A/N: Not in any way connected to history just a little something I made up. (:
I still remember my childhood house. Some grow up to be adults and forget all about their life as a young one. Not me. I can still distinctly look back on every detail. 142 Willow Road. Two dirt streets down from the blacksmith, whose name was Tom. He used to make me these tiny salt spoons to give to my mother. Any scraps of metal he didn't need went into little creations for me, and all the other children. I still have my collection, in a box which I can't recall where I left it last.
My name has been, and always will be 'Megan' but when we lived in my old house, I was called Meg. By my friends and my family.
Every day I would walk home with Iris, a girl with dark skin and hair. Her eyes, however, were bright green. She grew up to be a real heartbreaker and she was my best friend.
I also had a brother, Will, who when he chopped down his first tree, came to me crying. We were running low on firewood and Papa had told him to take his hatchet out and cut some logs, but he swore he had seen a bird fall out of the tree. Will had always cared for animal life a great deal, and I was his older sister. Seeing how distressed he was I came and helped him look.
We did find the bird, in fact, we found an entire bird's nest. Robins. I was quite adept at climbing trees back then, so we found a nearby oak, which I scaled (something I could never accomplish now) and gently wedged the bundle of sticks back between two 'Y' branches. Will, in that time, had managed to dig up some worms and place them in the nest as an apology.
We waited and watched until a full-grown Robin returned and attended to its children. This was just one of the many adventures I had with him.
Our home was a small cottage on the edge of the village. White walls, peeling on the outside. The front yard's garden beds filled with herbs and tomatoes, for that was all my mother could manage to grow. Inside was our small kitchen. Black and white checkered floor which remained smooth and cold every morning when we came down for breakfast. A simple counter, with cupboards all throughout the whole construction of the room. In the living room, we had one couch and two armchairs. In the left-hand corner was our pot-belly stove, the top was flat and just wide enough to hold a kettle.

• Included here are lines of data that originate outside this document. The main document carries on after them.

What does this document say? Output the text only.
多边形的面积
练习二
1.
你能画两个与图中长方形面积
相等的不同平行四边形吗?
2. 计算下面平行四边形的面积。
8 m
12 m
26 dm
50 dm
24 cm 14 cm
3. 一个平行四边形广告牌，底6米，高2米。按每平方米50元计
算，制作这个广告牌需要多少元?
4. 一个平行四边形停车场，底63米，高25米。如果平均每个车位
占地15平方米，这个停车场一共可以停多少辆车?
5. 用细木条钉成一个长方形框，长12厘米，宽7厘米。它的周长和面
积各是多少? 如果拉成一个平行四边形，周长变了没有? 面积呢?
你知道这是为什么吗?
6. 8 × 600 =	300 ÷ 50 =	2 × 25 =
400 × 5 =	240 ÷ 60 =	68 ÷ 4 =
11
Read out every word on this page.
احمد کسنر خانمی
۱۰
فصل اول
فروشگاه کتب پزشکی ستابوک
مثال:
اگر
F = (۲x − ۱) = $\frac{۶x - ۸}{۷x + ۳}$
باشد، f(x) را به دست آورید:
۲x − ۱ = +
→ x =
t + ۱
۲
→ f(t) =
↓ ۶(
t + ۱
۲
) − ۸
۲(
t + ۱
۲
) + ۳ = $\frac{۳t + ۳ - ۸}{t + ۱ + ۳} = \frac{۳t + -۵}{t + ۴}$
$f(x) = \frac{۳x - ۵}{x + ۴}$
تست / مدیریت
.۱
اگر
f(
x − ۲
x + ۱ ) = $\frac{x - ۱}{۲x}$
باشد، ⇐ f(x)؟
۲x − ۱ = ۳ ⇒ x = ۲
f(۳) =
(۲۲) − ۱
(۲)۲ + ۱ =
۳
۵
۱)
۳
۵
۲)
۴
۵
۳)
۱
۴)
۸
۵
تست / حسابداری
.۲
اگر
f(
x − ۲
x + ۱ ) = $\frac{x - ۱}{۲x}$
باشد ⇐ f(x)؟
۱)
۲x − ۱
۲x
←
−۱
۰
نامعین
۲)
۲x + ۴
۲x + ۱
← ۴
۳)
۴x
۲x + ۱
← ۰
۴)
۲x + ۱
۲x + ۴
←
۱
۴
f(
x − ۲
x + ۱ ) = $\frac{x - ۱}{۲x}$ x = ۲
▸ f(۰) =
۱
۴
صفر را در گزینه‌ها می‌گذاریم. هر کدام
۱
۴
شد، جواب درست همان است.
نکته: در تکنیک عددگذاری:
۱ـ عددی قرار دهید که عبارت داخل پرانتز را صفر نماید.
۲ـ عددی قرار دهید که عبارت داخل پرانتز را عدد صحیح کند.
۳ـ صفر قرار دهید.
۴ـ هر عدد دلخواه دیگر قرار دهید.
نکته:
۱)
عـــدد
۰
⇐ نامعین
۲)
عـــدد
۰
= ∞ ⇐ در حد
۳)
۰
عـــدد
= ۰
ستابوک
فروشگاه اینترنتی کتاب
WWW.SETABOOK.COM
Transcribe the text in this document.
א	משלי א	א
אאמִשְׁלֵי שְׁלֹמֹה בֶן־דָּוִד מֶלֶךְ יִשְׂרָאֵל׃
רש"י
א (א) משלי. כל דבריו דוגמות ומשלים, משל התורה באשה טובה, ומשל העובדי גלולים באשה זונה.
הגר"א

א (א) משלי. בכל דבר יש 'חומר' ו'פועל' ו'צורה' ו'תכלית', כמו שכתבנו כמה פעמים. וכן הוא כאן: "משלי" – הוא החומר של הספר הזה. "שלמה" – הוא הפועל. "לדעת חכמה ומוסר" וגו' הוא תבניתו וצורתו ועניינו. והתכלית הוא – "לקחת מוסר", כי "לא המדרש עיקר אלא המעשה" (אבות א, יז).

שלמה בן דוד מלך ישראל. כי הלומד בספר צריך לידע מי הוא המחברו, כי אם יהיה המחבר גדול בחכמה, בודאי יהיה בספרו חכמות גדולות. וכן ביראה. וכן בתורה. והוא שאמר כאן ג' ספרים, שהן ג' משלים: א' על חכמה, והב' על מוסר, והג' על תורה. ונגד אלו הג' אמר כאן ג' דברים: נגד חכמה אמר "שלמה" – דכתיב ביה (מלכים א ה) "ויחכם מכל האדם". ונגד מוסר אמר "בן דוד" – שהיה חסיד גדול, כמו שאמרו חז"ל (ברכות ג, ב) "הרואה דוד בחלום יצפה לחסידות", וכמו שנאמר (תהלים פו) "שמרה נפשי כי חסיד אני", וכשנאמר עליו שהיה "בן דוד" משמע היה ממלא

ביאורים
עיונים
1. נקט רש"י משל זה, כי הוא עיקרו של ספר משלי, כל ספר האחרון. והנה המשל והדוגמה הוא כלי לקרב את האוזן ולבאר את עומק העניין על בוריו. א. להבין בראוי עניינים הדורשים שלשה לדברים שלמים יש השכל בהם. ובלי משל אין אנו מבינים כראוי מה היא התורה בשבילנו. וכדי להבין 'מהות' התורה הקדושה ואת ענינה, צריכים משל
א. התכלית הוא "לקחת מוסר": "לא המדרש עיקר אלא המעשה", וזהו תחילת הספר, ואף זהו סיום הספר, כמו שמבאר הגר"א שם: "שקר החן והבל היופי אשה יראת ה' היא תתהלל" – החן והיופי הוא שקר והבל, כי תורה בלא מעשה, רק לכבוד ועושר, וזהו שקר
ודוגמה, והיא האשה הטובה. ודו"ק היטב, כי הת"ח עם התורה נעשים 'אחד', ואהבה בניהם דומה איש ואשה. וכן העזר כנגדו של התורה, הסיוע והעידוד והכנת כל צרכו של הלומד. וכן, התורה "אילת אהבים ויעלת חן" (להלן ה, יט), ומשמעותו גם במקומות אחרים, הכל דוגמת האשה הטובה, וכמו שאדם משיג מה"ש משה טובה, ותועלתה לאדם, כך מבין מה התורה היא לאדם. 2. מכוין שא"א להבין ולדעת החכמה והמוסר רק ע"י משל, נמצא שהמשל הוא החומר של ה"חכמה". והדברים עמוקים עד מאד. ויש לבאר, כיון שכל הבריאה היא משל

At night Mama would make tea with the dry herbs and me and Will would sit in the living room and listen to Papa tell us stories.
Most of them were fairy tales. When he ran out though, he would tell us real stories of his time in Norway. He was Norwegian and had lived there most of his life. The rosy glow of the fire and the hot herb water (it really wasn't tea, but still good all the same) seduced my eyes to droop by that time, and my brother and I would go up the narrow set of stairs to our room.
As I got older, I would have to start ducking as I went up them. The stairs led to the attic bedroom which we had renovated. It was a room we shared and believe you me, when we 'split' it, we both took it literally. There was the problem of the door. It was technically on HIS side, but how else was I supposed to get out? Long and the short of it was I used the window for an absurd amount of time... I got back at him though. During all summer months, our bedroom became unbearably hot. The window was on my side, however, and I'm sorry to say I was a very vengeful child, so my brother would beg me to open the window and I refused, killing myself in the process along with him, but it was worth it to me.
Yes, that was just the way it was.
My favorite bit, I think, out of all growing up, was the town dances. It would start while the sky was only just darkening. The bakers would bring out the food. The children would giggle and chase each other. Adults would laugh. The sky would grow dark and then the dancing began. Anyone who could play an instrument was shoved onto the stage. I always ran around with my friends. We played this game, It was some version of tag, but you had to hide under the tables. Every other minute an adult would tell us off, only to have no effect. We would climb the roofs of nearby houses, taking berries and trying to throw them in other's mouths. We too would dance and stomp until the adults forced us home, to sleep. I loved those celebrations. They happened on holidays or after weddings. Or even if we just needed a reason to laugh.
Alas, all good things end.
I still see Iris sometimes. Both my parents have passed on. I miss them. I miss everyone from my life then.
Now I'm old. I can't run or play anymore. My hearing is below mediocre at best. I sit and read most of the day, or stare out the window. When I'm strong enough, I go on short walks. I can't do anything useful, except tell stories. I like to tell them. The people in my town were all amazing storytellers, I have learned from the best.
I have a granddaughter. Her name is Alice. She is only five years of age but reminds me so much of me. When she is angry she sticks out her bottom lip and scowls with such velocity it's genuinely intimidating. When she laughs it's like a spring gurgling, light and happy and free.
My son, her father, Micheal tells me she is a budding artist. Alice is my first grandchild and I don't know how many more I'll live to see. But Alice loves my stories. And she tells me her own.
I don't know what has happened to our house or our town, which I haven't visited for decades. Whatever it has become, I hope the next generation of families has a wonderful of a time I as I did.